2020 war leider nur ein Ausreißer: Nach einem Rückgang um 7,5 Prozent im ersten Corona-Jahr sind Österreichs CO2-Emissionen neuen Berechnungen des Grazer Wegener Centers für Klima und Globalen Wandel zufolge 2021 wieder gestiegen, nämlich um 6,5 Prozent. Somit liegt Österreich wieder auf dem Niveau von 1990.
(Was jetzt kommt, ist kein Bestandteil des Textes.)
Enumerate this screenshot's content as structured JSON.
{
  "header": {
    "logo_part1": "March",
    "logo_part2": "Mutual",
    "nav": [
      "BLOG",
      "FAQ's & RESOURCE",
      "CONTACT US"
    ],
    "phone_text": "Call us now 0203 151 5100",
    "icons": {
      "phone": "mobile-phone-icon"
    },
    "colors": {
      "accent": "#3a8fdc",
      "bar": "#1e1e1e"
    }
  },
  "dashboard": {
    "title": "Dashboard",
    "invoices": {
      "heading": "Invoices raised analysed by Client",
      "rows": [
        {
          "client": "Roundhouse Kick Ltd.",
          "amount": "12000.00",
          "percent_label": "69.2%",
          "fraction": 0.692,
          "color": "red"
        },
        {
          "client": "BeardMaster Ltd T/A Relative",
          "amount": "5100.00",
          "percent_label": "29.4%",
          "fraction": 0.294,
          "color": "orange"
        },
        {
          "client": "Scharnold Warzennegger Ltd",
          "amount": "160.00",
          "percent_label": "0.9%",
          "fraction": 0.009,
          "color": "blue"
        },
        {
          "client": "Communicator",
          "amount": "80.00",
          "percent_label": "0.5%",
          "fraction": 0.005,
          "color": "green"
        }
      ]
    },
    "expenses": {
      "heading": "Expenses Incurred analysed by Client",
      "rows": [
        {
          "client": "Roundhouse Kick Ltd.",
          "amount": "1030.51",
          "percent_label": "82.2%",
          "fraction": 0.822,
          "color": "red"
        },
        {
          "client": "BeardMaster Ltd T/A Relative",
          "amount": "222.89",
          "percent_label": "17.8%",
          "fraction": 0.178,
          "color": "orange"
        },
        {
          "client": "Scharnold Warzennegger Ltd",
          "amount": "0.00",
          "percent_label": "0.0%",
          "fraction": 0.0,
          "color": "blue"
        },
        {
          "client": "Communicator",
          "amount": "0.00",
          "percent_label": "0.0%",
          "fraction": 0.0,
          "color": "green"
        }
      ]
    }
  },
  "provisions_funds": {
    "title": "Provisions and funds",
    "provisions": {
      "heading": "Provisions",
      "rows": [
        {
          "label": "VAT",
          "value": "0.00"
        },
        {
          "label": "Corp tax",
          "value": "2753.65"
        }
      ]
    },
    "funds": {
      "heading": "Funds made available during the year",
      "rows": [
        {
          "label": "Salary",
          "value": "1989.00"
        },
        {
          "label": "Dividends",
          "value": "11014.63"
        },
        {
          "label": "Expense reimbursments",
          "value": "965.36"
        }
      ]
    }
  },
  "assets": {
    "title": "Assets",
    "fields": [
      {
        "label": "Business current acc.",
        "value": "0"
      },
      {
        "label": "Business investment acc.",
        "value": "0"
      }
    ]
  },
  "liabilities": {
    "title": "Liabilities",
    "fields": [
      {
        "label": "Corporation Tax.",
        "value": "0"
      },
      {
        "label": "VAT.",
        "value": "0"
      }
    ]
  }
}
"Am Weg zur Klimaneutralität stehen uns ab 2021 insgesamt nur noch maximal 700 Millionen Tonnen CO2-Äquivalente zur Verfügung", sagt Gottfried Kirchengast, der die neuesten Berechnungen am Freitag veröffentlichte. "Das bedeutet, dass Österreich bis 2040 eine Reduktion von mindestens 95 Prozent, davon mindestens 90 Prozent primär im Bereich Fossilenergie und Industrie schaffen muss", so der Klimaforscher der Universität Graz. Damit dieses Ziel erreicht werden kann, dürfen von 2021 bis 2030 nur mehr maximal 550 Millionen Tonnen CO2-Äquivalente emittiert werden. "Denn wenn von 2031 bis 2040 weniger als 150 Millionen Tonnen Restbudget verbleiben, würde das Emissionsreduktionsraten von weit über zehn Prozent pro Jahr erfordern, was in der Umsetzung unrealistisch ist", sagte Kirchengast.
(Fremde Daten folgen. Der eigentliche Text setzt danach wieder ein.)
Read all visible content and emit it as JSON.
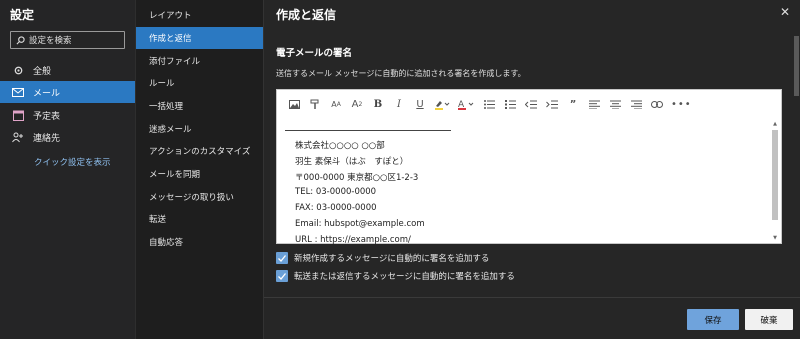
{
  "settings_title": "設定",
  "search": {
    "placeholder": "設定を検索"
  },
  "nav": {
    "items": [
      {
        "label": "全般",
        "icon": "gear-icon"
      },
      {
        "label": "メール",
        "icon": "mail-icon",
        "active": true
      },
      {
        "label": "予定表",
        "icon": "calendar-icon"
      },
      {
        "label": "連絡先",
        "icon": "people-icon"
      }
    ],
    "quick_settings": "クイック設定を表示"
  },
  "subnav": {
    "items": [
      {
        "label": "レイアウト"
      },
      {
        "label": "作成と返信",
        "active": true
      },
      {
        "label": "添付ファイル"
      },
      {
        "label": "ルール"
      },
      {
        "label": "一括処理"
      },
      {
        "label": "迷惑メール"
      },
      {
        "label": "アクションのカスタマイズ"
      },
      {
        "label": "メールを同期"
      },
      {
        "label": "メッセージの取り扱い"
      },
      {
        "label": "転送"
      },
      {
        "label": "自動応答"
      }
    ]
  },
  "main": {
    "title": "作成と返信",
    "close_glyph": "✕",
    "signature_heading": "電子メールの署名",
    "signature_description": "送信するメール メッセージに自動的に追加される署名を作成します。",
    "signature_lines": [
      "株式会社○○○○ ○○部",
      "羽生 素保斗（はぶ　すぽと）",
      "〒000-0000 東京都○○区1-2-3",
      "TEL: 03-0000-0000",
      "FAX: 03-0000-0000",
      "Email: hubspot@example.com",
      "URL : https://example.com/"
    ],
    "checkboxes": [
      {
        "label": "新規作成するメッセージに自動的に署名を追加する",
        "checked": true
      },
      {
        "label": "転送または返信するメッセージに自動的に署名を追加する",
        "checked": true
      }
    ],
    "save_label": "保存",
    "discard_label": "破棄"
  },
  "toolbar": {
    "icons": [
      "image-icon",
      "format-painter-icon",
      "font-size-icon",
      "superscript-icon",
      "bold-icon",
      "italic-icon",
      "underline-icon",
      "highlight-icon",
      "font-color-icon",
      "bullets-icon",
      "numbering-icon",
      "decrease-indent-icon",
      "increase-indent-icon",
      "quote-icon",
      "align-left-icon",
      "align-center-icon",
      "align-right-icon",
      "link-icon",
      "more-icon"
    ]
  },
  "colors": {
    "accent": "#2b79c2",
    "button_primary": "#6fa3dc",
    "highlight": "#f3d23c",
    "font_color": "#d9363e"
  }
}
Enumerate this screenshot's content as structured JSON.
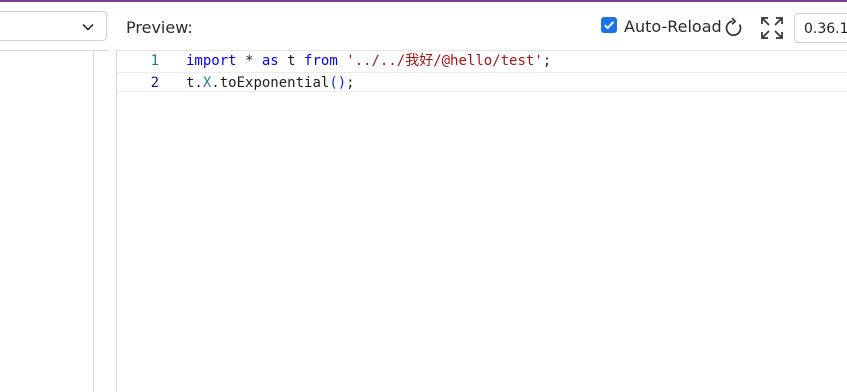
{
  "header": {
    "preview_label": "Preview:",
    "auto_reload_label": "Auto-Reload",
    "auto_reload_checked": true,
    "version": "0.36.1"
  },
  "icons": {
    "select_chevron": "chevron-down-icon",
    "checkbox": "checkmark-icon",
    "reload": "reload-icon",
    "fullscreen": "expand-icon"
  },
  "editor": {
    "lines": [
      {
        "number": "1",
        "tokens": [
          {
            "text": "import",
            "kind": "keyword"
          },
          {
            "text": " * ",
            "kind": "plain"
          },
          {
            "text": "as",
            "kind": "keyword"
          },
          {
            "text": " t ",
            "kind": "plain"
          },
          {
            "text": "from",
            "kind": "keyword"
          },
          {
            "text": " ",
            "kind": "plain"
          },
          {
            "text": "'../../我好/@hello/test'",
            "kind": "string"
          },
          {
            "text": ";",
            "kind": "plain"
          }
        ]
      },
      {
        "number": "2",
        "tokens": [
          {
            "text": "t.",
            "kind": "plain"
          },
          {
            "text": "X",
            "kind": "type"
          },
          {
            "text": ".toExponential",
            "kind": "plain"
          },
          {
            "text": "()",
            "kind": "paren"
          },
          {
            "text": ";",
            "kind": "plain"
          }
        ]
      }
    ]
  },
  "colors": {
    "accent_top_border": "#7a3d92",
    "checkbox": "#1a73e8",
    "keyword": "#0000ff",
    "string": "#a31515",
    "type": "#267f99",
    "line_number": "#237893"
  }
}
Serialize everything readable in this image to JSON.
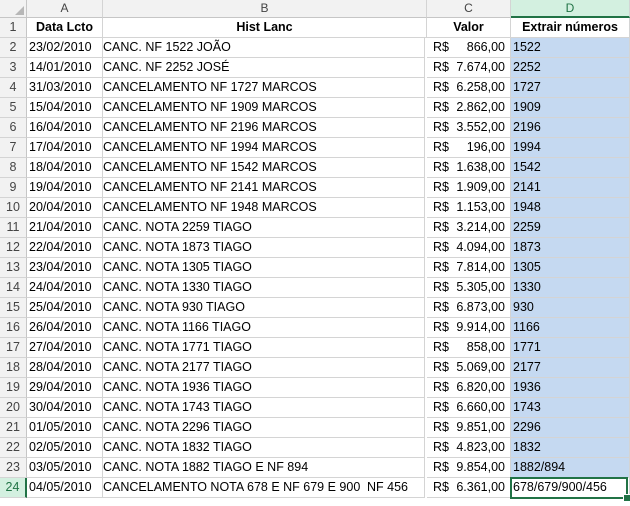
{
  "columns": [
    "A",
    "B",
    "C",
    "D"
  ],
  "headers": {
    "date": "Data Lcto",
    "hist": "Hist Lanc",
    "valor": "Valor",
    "extract": "Extrair números"
  },
  "currency_symbol": "R$",
  "selected_column": "D",
  "active_row": "24",
  "colors": {
    "selection_fill": "#c5d9f1",
    "active_border": "#217346"
  },
  "rows": [
    {
      "num": "1"
    },
    {
      "num": "2",
      "date": "23/02/2010",
      "hist": "CANC. NF 1522 JOÃO",
      "valor": "866,00",
      "extract": "1522"
    },
    {
      "num": "3",
      "date": "14/01/2010",
      "hist": "CANC. NF 2252 JOSÉ",
      "valor": "7.674,00",
      "extract": "2252"
    },
    {
      "num": "4",
      "date": "31/03/2010",
      "hist": "CANCELAMENTO NF 1727 MARCOS",
      "valor": "6.258,00",
      "extract": "1727"
    },
    {
      "num": "5",
      "date": "15/04/2010",
      "hist": "CANCELAMENTO NF 1909 MARCOS",
      "valor": "2.862,00",
      "extract": "1909"
    },
    {
      "num": "6",
      "date": "16/04/2010",
      "hist": "CANCELAMENTO NF 2196 MARCOS",
      "valor": "3.552,00",
      "extract": "2196"
    },
    {
      "num": "7",
      "date": "17/04/2010",
      "hist": "CANCELAMENTO NF 1994 MARCOS",
      "valor": "196,00",
      "extract": "1994"
    },
    {
      "num": "8",
      "date": "18/04/2010",
      "hist": "CANCELAMENTO NF 1542 MARCOS",
      "valor": "1.638,00",
      "extract": "1542"
    },
    {
      "num": "9",
      "date": "19/04/2010",
      "hist": "CANCELAMENTO NF 2141 MARCOS",
      "valor": "1.909,00",
      "extract": "2141"
    },
    {
      "num": "10",
      "date": "20/04/2010",
      "hist": "CANCELAMENTO NF 1948 MARCOS",
      "valor": "1.153,00",
      "extract": "1948"
    },
    {
      "num": "11",
      "date": "21/04/2010",
      "hist": "CANC. NOTA 2259 TIAGO",
      "valor": "3.214,00",
      "extract": "2259"
    },
    {
      "num": "12",
      "date": "22/04/2010",
      "hist": "CANC. NOTA 1873 TIAGO",
      "valor": "4.094,00",
      "extract": "1873"
    },
    {
      "num": "13",
      "date": "23/04/2010",
      "hist": "CANC. NOTA 1305 TIAGO",
      "valor": "7.814,00",
      "extract": "1305"
    },
    {
      "num": "14",
      "date": "24/04/2010",
      "hist": "CANC. NOTA 1330 TIAGO",
      "valor": "5.305,00",
      "extract": "1330"
    },
    {
      "num": "15",
      "date": "25/04/2010",
      "hist": "CANC. NOTA 930 TIAGO",
      "valor": "6.873,00",
      "extract": "930"
    },
    {
      "num": "16",
      "date": "26/04/2010",
      "hist": "CANC. NOTA 1166 TIAGO",
      "valor": "9.914,00",
      "extract": "1166"
    },
    {
      "num": "17",
      "date": "27/04/2010",
      "hist": "CANC. NOTA 1771 TIAGO",
      "valor": "858,00",
      "extract": "1771"
    },
    {
      "num": "18",
      "date": "28/04/2010",
      "hist": "CANC. NOTA 2177 TIAGO",
      "valor": "5.069,00",
      "extract": "2177"
    },
    {
      "num": "19",
      "date": "29/04/2010",
      "hist": "CANC. NOTA 1936 TIAGO",
      "valor": "6.820,00",
      "extract": "1936"
    },
    {
      "num": "20",
      "date": "30/04/2010",
      "hist": "CANC. NOTA 1743 TIAGO",
      "valor": "6.660,00",
      "extract": "1743"
    },
    {
      "num": "21",
      "date": "01/05/2010",
      "hist": "CANC. NOTA 2296 TIAGO",
      "valor": "9.851,00",
      "extract": "2296"
    },
    {
      "num": "22",
      "date": "02/05/2010",
      "hist": "CANC. NOTA 1832 TIAGO",
      "valor": "4.823,00",
      "extract": "1832"
    },
    {
      "num": "23",
      "date": "03/05/2010",
      "hist": "CANC. NOTA 1882 TIAGO E NF 894",
      "valor": "9.854,00",
      "extract": "1882/894"
    },
    {
      "num": "24",
      "date": "04/05/2010",
      "hist": "CANCELAMENTO NOTA 678 E NF 679 E 900",
      "hist_extra": "NF  456",
      "valor": "6.361,00",
      "extract": "678/679/900/456"
    }
  ]
}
Nachhaltige Kohlenstoffspeicherung

"Parallel zum Ausstieg aus fossiler Energie muss nachhaltige Kohlenstoffspeicherung in Land- und Forstwirtschaft aufgebaut werden. Damit können voraussichtlich rund fünf Prozent der derzeitigen Emissionsmenge über Boden- und Waldbewirtschaftung ökologisch verträglich und langfristig gebunden werden", ergänzte der Forscher. Um die gesteckten Klimaziele tatsächlich zu erreichen und hohe Kosten durch Nicht-Handeln zu vermeiden, sei es entscheidend, das errechnete maximale Treibhausgas-Gesamtbudget sowie die entsprechenden Klimaschutzzielpfade verbindlich gesetzlich festzulegen.

SPÖ-Umweltsprecherin Julia Herr ist angesichts der neuen Zahlen zu den Treibhausgas-Emissionen alarmiert. "Der starke Emissionsanstieg zeigt, wie dringend wir klare Zielvorgaben in einem Klimaschutzgesetz brauchen. Die Regierung agiert hier mehr als verantwortungslos und muss endlich eine Gesetzesvorlage einbringen", kritisiert sie und fordert angesichts der aktuellen Krise auch mehr Tempo beim Ausbau der erneuerbaren Energie. Zurück zu Öl und Kohle könne nicht die einzige Antwort auf die aktuelle Energiekrise sein.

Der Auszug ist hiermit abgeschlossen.